By Todd Leopold


CNN


(CNN) -- Garry Shandling, the comedian whose TV shows "The Larry Sanders Show" and "It's Garry Shandling's Show" parodied talk shows and sitcoms with reflexive, absurdist comedy, has died. He was 66.


Los Angeles Police Department Officer Rosario Herrera confirmed his death Thursday afternoon. The cause of death was not given.


Paramedics responded to a medical emergency and took Shandling to a hospital, where he died, according to Officer Aaeron Jefferson.


Shandling became a hero to a generation of comedians for his self-aware comedy and groundbreaking shows.


"RIP the great Garry Shandling. Surely, one of the most influential comedians of a generation," tweeted Ricky Gervais.


"Garry Shandling was a very special comedian with a beautifully unpredictable mind. He even voluntarily offered jokes and ideas for Oscars," tweeted Steve Martin.


Director Judd Apatow, who credits Shandling with his break in show business, was heartbroken by Shandling's death.


"I just don't know how to sum up someone I loved so much who taught me everything I know and was always so kind to me. I am just too sad," he said in an email to The Wrap.
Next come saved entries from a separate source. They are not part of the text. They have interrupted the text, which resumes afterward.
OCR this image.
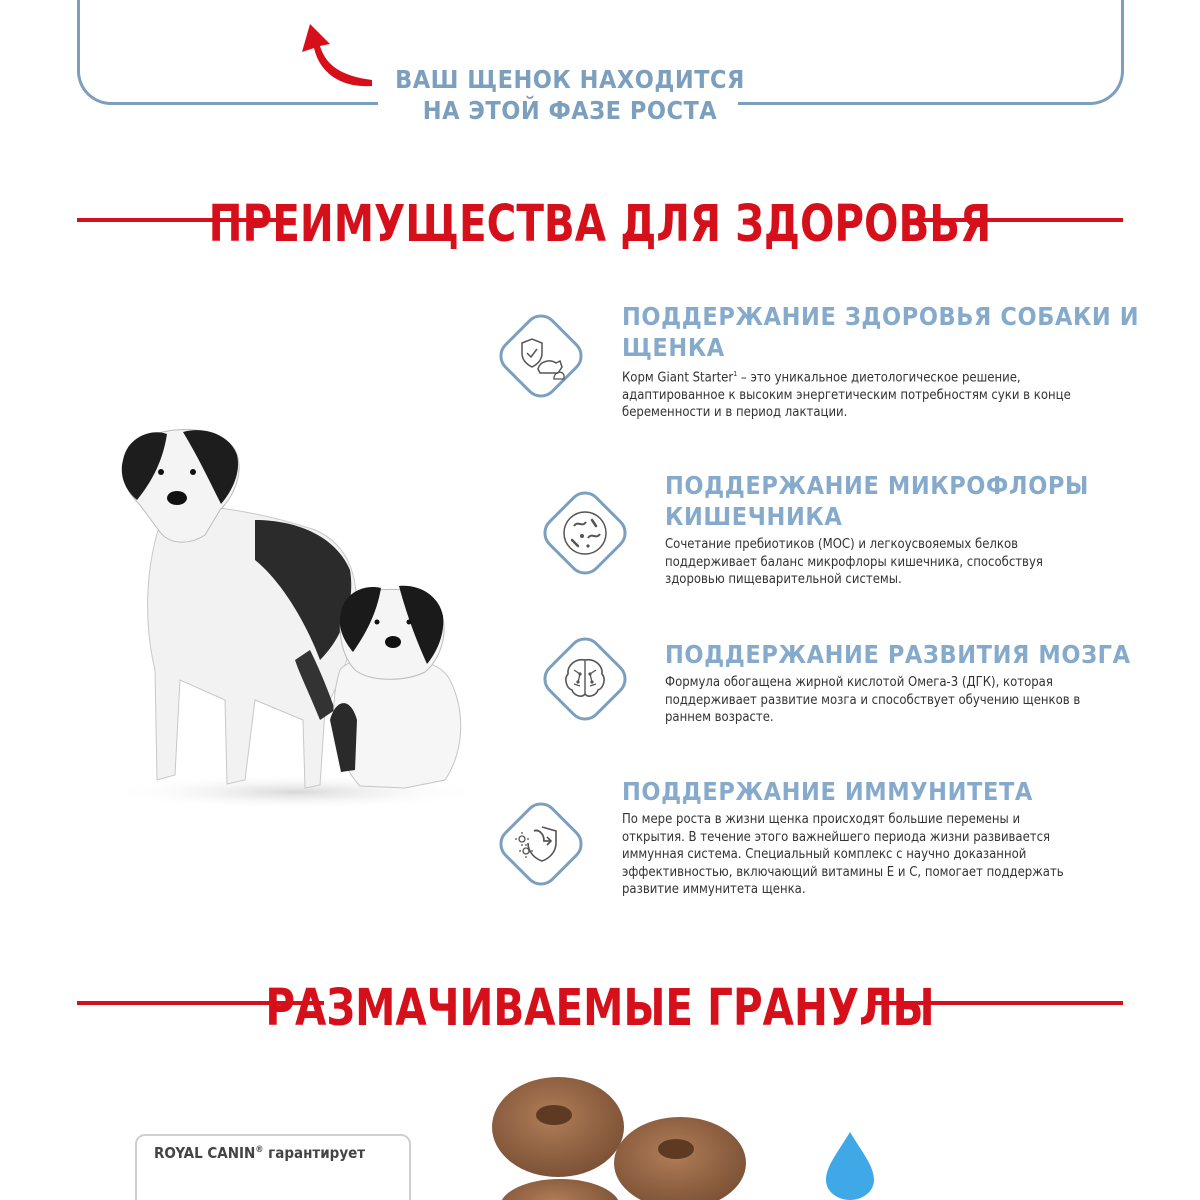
ВАШ ЩЕНОК НАХОДИТСЯ
НА ЭТОЙ ФАЗЕ РОСТА
ПРЕИМУЩЕСТВА ДЛЯ ЗДОРОВЬЯ
ПОДДЕРЖАНИЕ ЗДОРОВЬЯ СОБАКИ И
ЩЕНКА
Корм Giant Starter$^1$ – это уникальное диетологическое решение,
адаптированное к высоким энергетическим потребностям суки в конце
беременности и в период лактации.
ПОДДЕРЖАНИЕ МИКРОФЛОРЫ
КИШЕЧНИКА
Сочетание пребиотиков (МОС) и легкоусвояемых белков
поддерживает баланс микрофлоры кишечника, способствуя
здоровью пищеварительной системы.
ПОДДЕРЖАНИЕ РАЗВИТИЯ МОЗГА
Формула обогащена жирной кислотой Омега-3 (ДГК), которая
поддерживает развитие мозга и способствует обучению щенков в
раннем возрасте.
ПОДДЕРЖАНИЕ ИММУНИТЕТА
По мере роста в жизни щенка происходят большие перемены и
открытия. В течение этого важнейшего периода жизни развивается
иммунная система. Специальный комплекс с научно доказанной
эффективностью, включающий витамины Е и С, помогает поддержать
развитие иммунитета щенка.
РАЗМАЧИВАЕМЫЕ ГРАНУЛЫ
ROYAL CANIN® гарантирует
The former advertising man got his start in entertainment as a writer for "Sanford and Son." By the early '80s he was a successful standup comedian and a regular on late-night talk shows. His persona -- full of angst and uncertainty, like a sorrowful puppy dog -- played up his lack of success with women and embarrassment at his foibles.


"I'm dating a woman now who, evidently, is unaware of it," went one of his lines.


In 1985, he and former "Saturday Night Live" writer Alan Zweibel launched "It's Garry Shandling's Show," a sitcom on the Showtime network. On it, Shandling played Garry Shandling, a comedian living in Sherman Oaks, California, much like the real-life Shandling.


At a time when sitcoms were fairly straightforward three-camera affairs about families and workplaces, "Shandling's Show" made no bones about being a fictional construct. The theme song talked about being a theme song ("This is the theme to Garry's show, the opening theme to Garry's show, this is the music that you hear as you watch the credits"). One early episode neatly, and self-consciously, sent up the film "The Graduate."


And Shandling and other characters would regularly break the fourth wall to talk to the audience. It was a routine that dated back to George Burns, but in Shandling's hands it seemed fresh.


Shandling also did a "25th Anniversary Special," parodying late-night talk shows -- particularly Johnny Carson's "Tonight Show," which dominated late night of the era.


"It's Garry Shandling's Show" ran for four seasons. Two seasons were picked up by the then-fledgling Fox network.


Shandling followed that sitcom with a show hailed as one of the great comedies in TV history, "The Larry Sanders Show," in which Shandling played the titular host.


The program, which aired on HBO, used the late-night wars of Jay Leno and David Letterman as a starting point, but went much deeper: It satirized sycophantic sidekicks in Jeffrey Tambor's "Hey Now" Hank Kingsley, overbearing producers in Rip Torn's Artie, not to mention backbiting writers and two-faced celebrity guests.


In one extended riff, Shandling's Sanders was convinced that David Duchovny had sexual feelings for him.


The show's other stars included Jeremy Piven, Janeane Garofalo, Sarah Silverman and Bob Odenkirk. Apatow and "Rescue Me" creator Peter Tolan were among the show's writers.


Other performers talked about him with awe. Robert Downey Jr. compared him to "a Jewish E.T."


And Apatow told GQ in 2010, "There's nobody better in the world than Garry at telling me what's working and what's not. I'm just very lucky that I've had his input."


In its six seasons, "The Larry Sanders Show" won three Emmys and was nominated for more than four dozen more. It also won two Peabody Awards and was hailed by TV Guide as one of the 50 greatest shows of all time. Its reputation helped establish HBO as a venue for cutting-edge original programming.


In recent years, Shandling had appeared in a variety of movies, including "Iron Man 2" and "Captain America: The Winter Soldier" as a U.S. senator.


He was the guest in a now-poignant episode of Jerry Seinfeld's "Comedians in Cars Getting Coffee," in which the two discussed the shock of Robin Williams' death and the perils of getting older. The episode, called "It's Great That Garry's Shandling's Still Alive," concludes with Shandling talking about a insistent medical worker who's glad that he hadn't passed away.


But even then, he got laughs from the situation.


Indeed, he never gave up comedy. Always fond of absurdity, he told GQ six years ago that he was working on a new act.


"The direction I'm going in is eventually you won't know if it's a joke or not," he said. "What I want to happen is that I talk for an hour and the audience doesn't realize it is funny until they're driving home."


CNN's Cheri Mossburg contributed to this report.